Der Versuch einer Selbstreflexion
Die Verdichtung des Augenblickes



Sobald man beginnt, über die eigene Arbeit nachzudenken, sie in passende Worte zu fassen, die dem Geist der Bilder möglichst gerecht werden, so stellen sich schnell zwei Fragen: Kann man seine Bilder überhaupt erklären? Und muss man sie denn überhaupt erklären?


Spontan ist man als Bildgestalter natürlich geneigt, beide Fragen sofort zu verneinen und die Fotografien für sich selbst sprechen zu lassen. Was sie zweifellos auch tun, mehr noch, sie erzählen bereits durch das Stilmittel der Bilderserie eine völlig eigenständige Geschichte, die sich über das Medium des Statischen hinauszuheben scheinen. Wenn man so will, ergibt sich beim Betrachter dadurch auch eine Geschichte im Kopf, die somit über das Sichtbare hinausgeht.

Die Verselbstständigung der Bilder. Was für ein Erlebnis, sie in Bewegung zu sehen!
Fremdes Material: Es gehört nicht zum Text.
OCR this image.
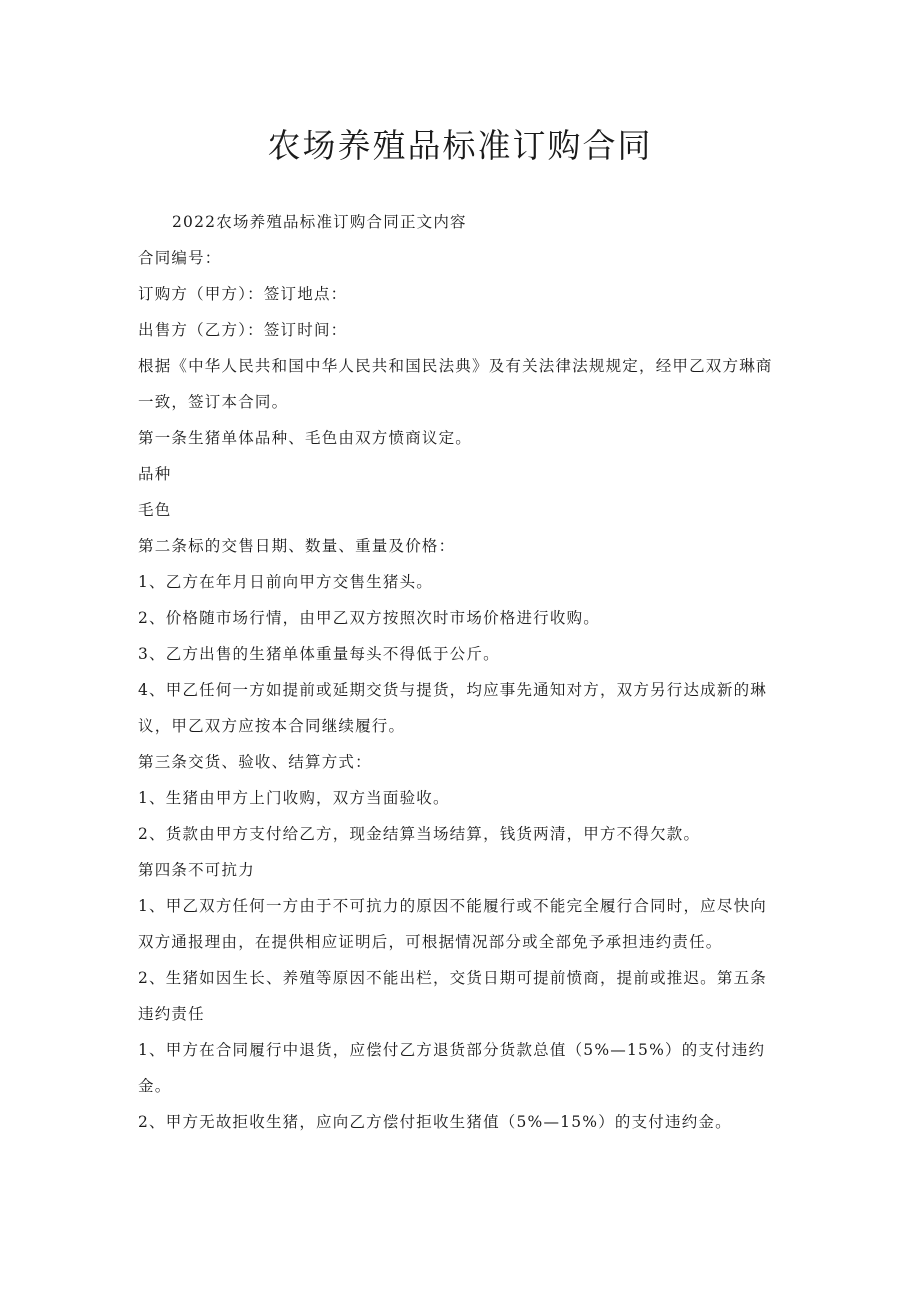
农场养殖品标准订购合同

2022农场养殖品标准订购合同正文内容

合同编号：

订购方（甲方）：签订地点：

出售方（乙方）：签订时间：

根据《中华人民共和国中华人民共和国民法典》及有关法律法规规定，经甲乙双方琳商一致，签订本合同。

第一条生猪单体品种、毛色由双方愤商议定。

品种

毛色

第二条标的交售日期、数量、重量及价格：

1、乙方在年月日前向甲方交售生猪头。

2、价格随市场行情，由甲乙双方按照次时市场价格进行收购。

3、乙方出售的生猪单体重量每头不得低于公斤。

4、甲乙任何一方如提前或延期交货与提货，均应事先通知对方，双方另行达成新的琳议，甲乙双方应按本合同继续履行。

第三条交货、验收、结算方式：

1、生猪由甲方上门收购，双方当面验收。

2、货款由甲方支付给乙方，现金结算当场结算，钱货两清，甲方不得欠款。

第四条不可抗力

1、甲乙双方任何一方由于不可抗力的原因不能履行或不能完全履行合同时，应尽快向双方通报理由，在提供相应证明后，可根据情况部分或全部免予承担违约责任。

2、生猪如因生长、养殖等原因不能出栏，交货日期可提前愤商，提前或推迟。第五条违约责任

1、甲方在合同履行中退货，应偿付乙方退货部分货款总值（5%—15%）的支付违约金。

2、甲方无故拒收生猪，应向乙方偿付拒收生猪值（5%—15%）的支付违约金。
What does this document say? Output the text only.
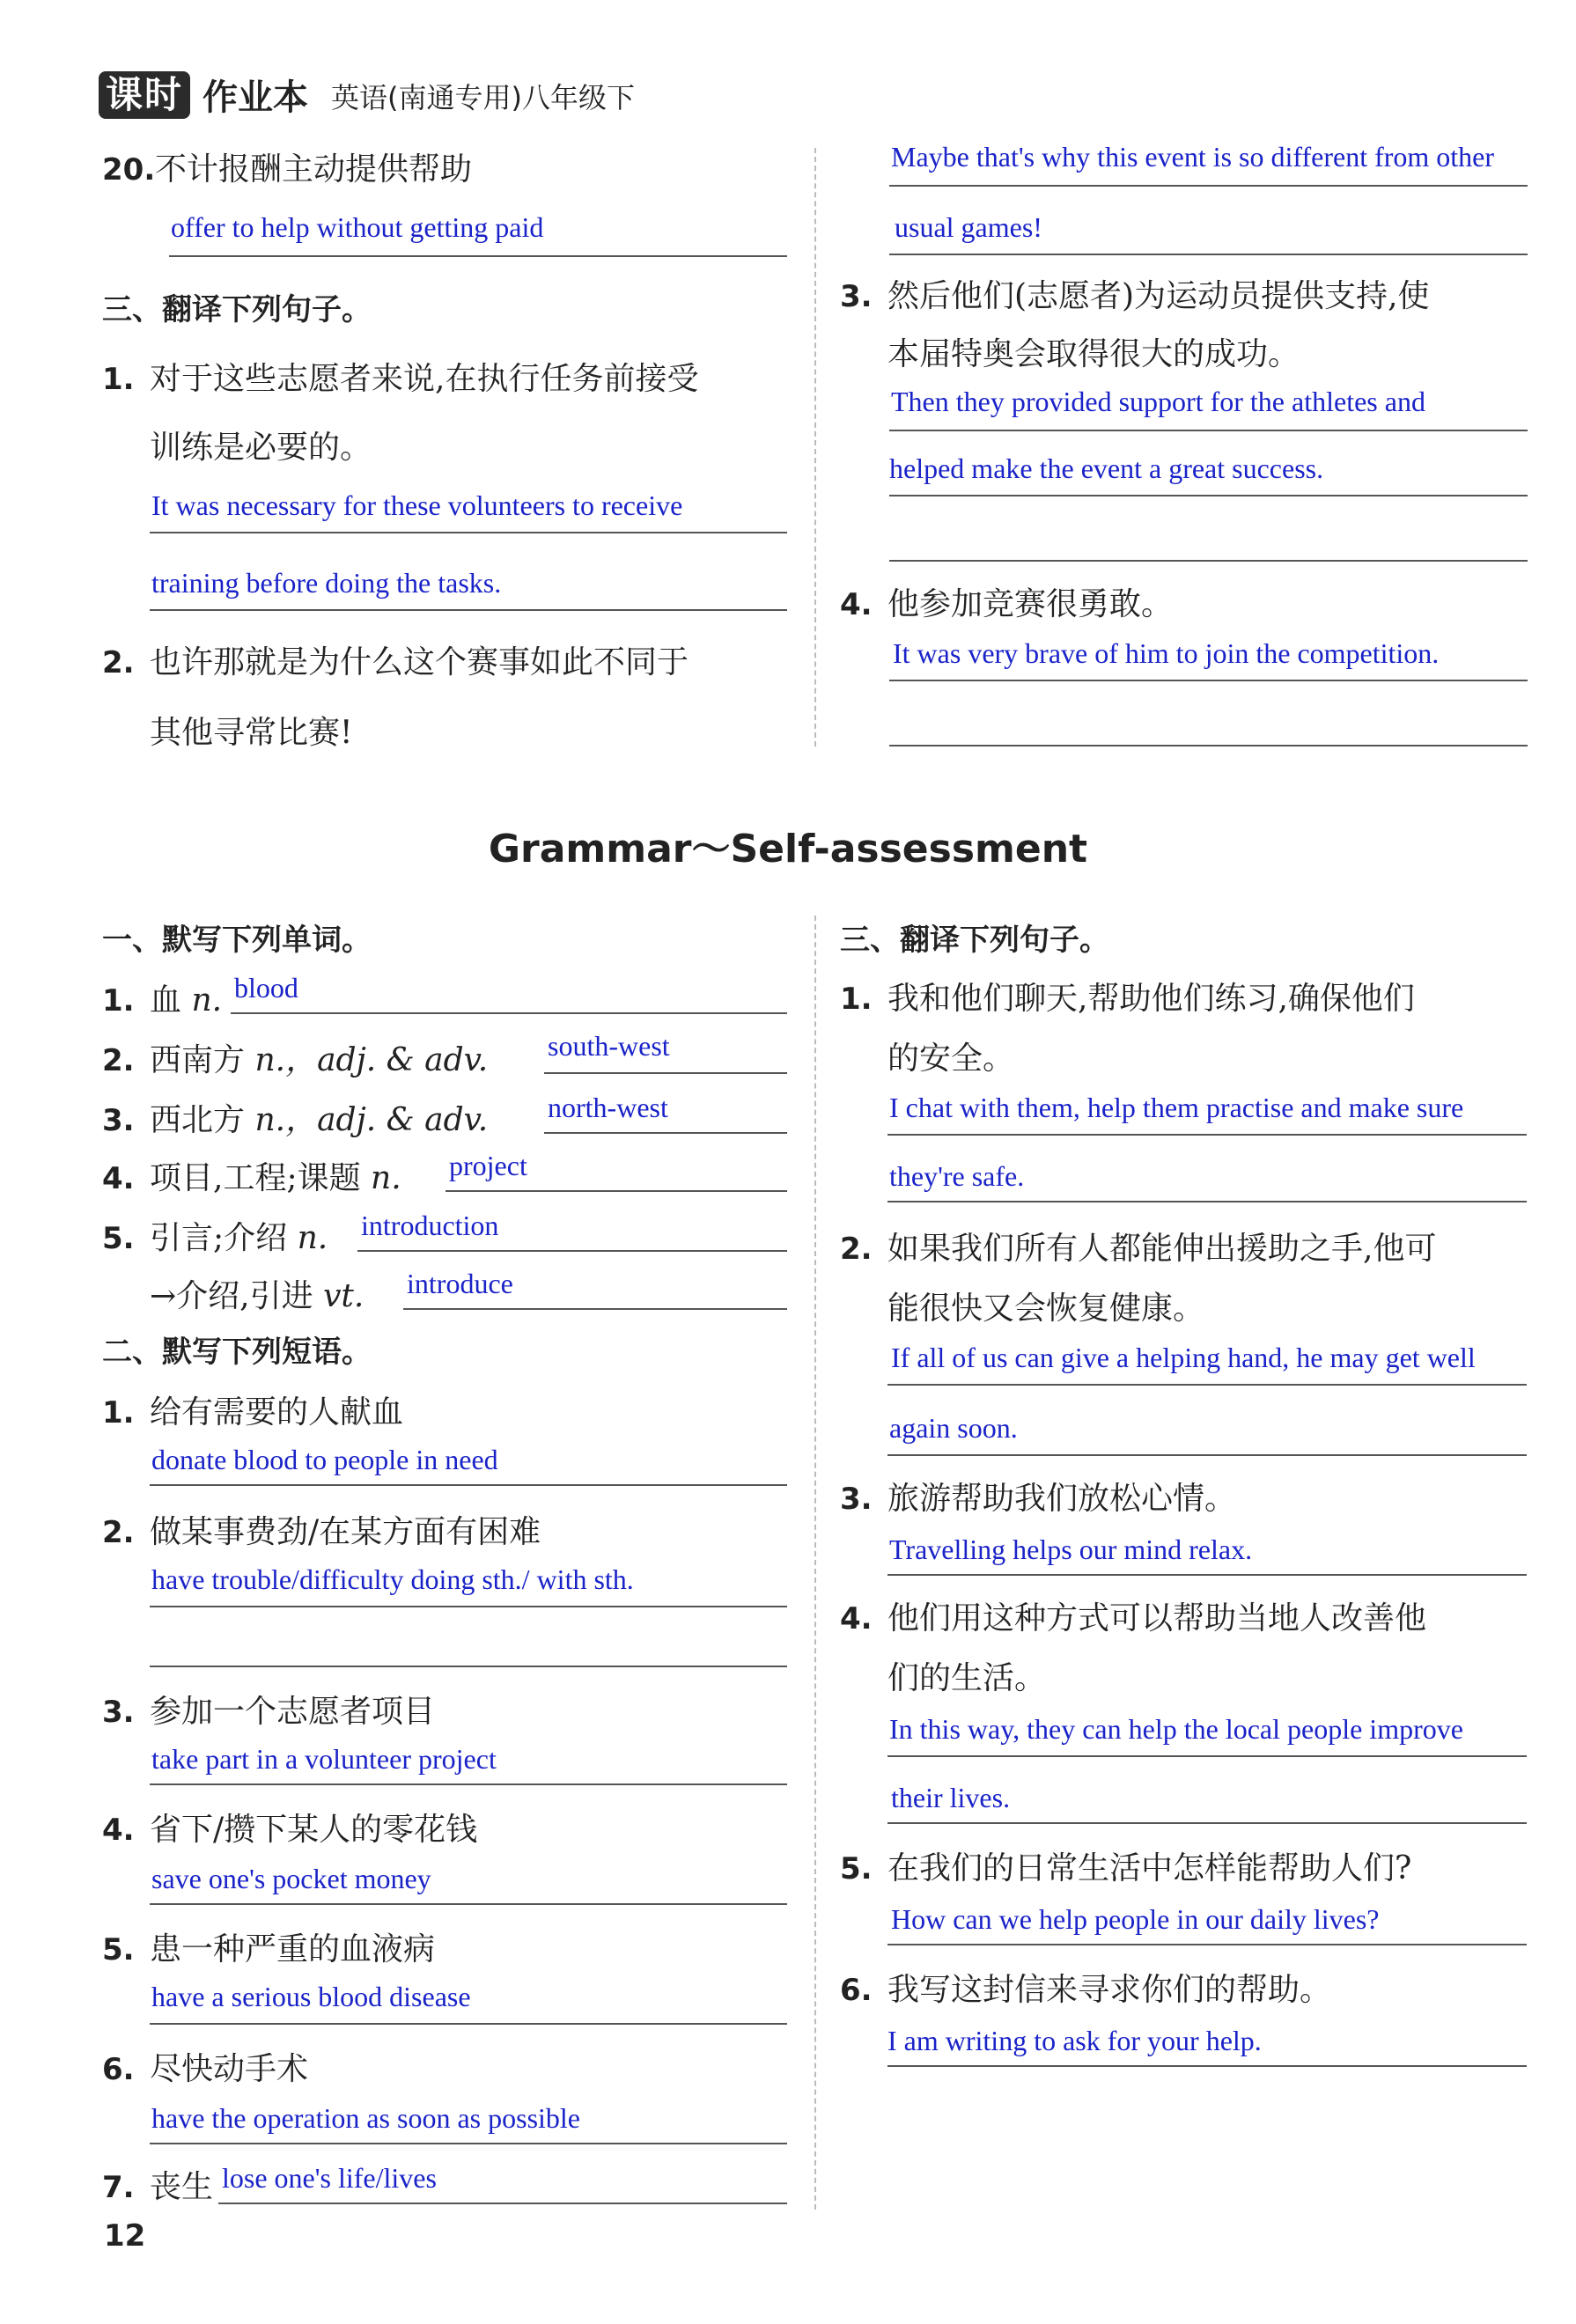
课时 作业本 英语(南通专用)八年级下
20.不计报酬主动提供帮助
offer to help without getting paid
三、翻译下列句子。
1. 对于这些志愿者来说,在执行任务前接受
训练是必要的。
It was necessary for these volunteers to receive
training before doing the tasks.
2. 也许那就是为什么这个赛事如此不同于
其他寻常比赛!
Maybe that's why this event is so different from other
usual games!
3. 然后他们(志愿者)为运动员提供支持,使
本届特奥会取得很大的成功。
Then they provided support for the athletes and
helped make the event a great success.
4. 他参加竞赛很勇敢。
It was very brave of him to join the competition.
Grammar～Self-assessment
一、默写下列单词。
1. 血 n. blood
2. 西南方 n.，adj. & adv. south-west
3. 西北方 n.，adj. & adv. north-west
4. 项目,工程;课题 n. project
5. 引言;介绍 n. introduction
→介绍,引进 vt. introduce
二、默写下列短语。
1. 给有需要的人献血
donate blood to people in need
2. 做某事费劲/在某方面有困难
have trouble/difficulty doing sth./ with sth.
3. 参加一个志愿者项目
take part in a volunteer project
4. 省下/攒下某人的零花钱
save one's pocket money
5. 患一种严重的血液病
have a serious blood disease
6. 尽快动手术
have the operation as soon as possible
7. 丧生 lose one's life/lives
三、翻译下列句子。
1. 我和他们聊天,帮助他们练习,确保他们
的安全。
I chat with them, help them practise and make sure
they're safe.
2. 如果我们所有人都能伸出援助之手,他可
能很快又会恢复健康。
If all of us can give a helping hand, he may get well
again soon.
3. 旅游帮助我们放松心情。
Travelling helps our mind relax.
4. 他们用这种方式可以帮助当地人改善他
们的生活。
In this way, they can help the local people improve
their lives.
5. 在我们的日常生活中怎样能帮助人们?
How can we help people in our daily lives?
6. 我写这封信来寻求你们的帮助。
I am writing to ask for your help.
12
Bedenkt man, dass alles mit der Suche nach einem, dem Augenblick beginnt, so ist man bereits einen sehr weiten Weg gegangen; vom Lauern auf diesen Augenblick, ein Augenzwingern, eine Bewegung, der Bruchteil einer Sekunde; vom Verdichten dieses Augenblickes, der "zweiten Ebene", die man nachträglich ergänzt und so jedem Bild seine Eigenständigkeit verleiht; bis hin zu jenem Moment, an dem man los- und die Bilder in die Freiheit entlassen muss. Damit sie in der Lage sind, sich zu entfalten ...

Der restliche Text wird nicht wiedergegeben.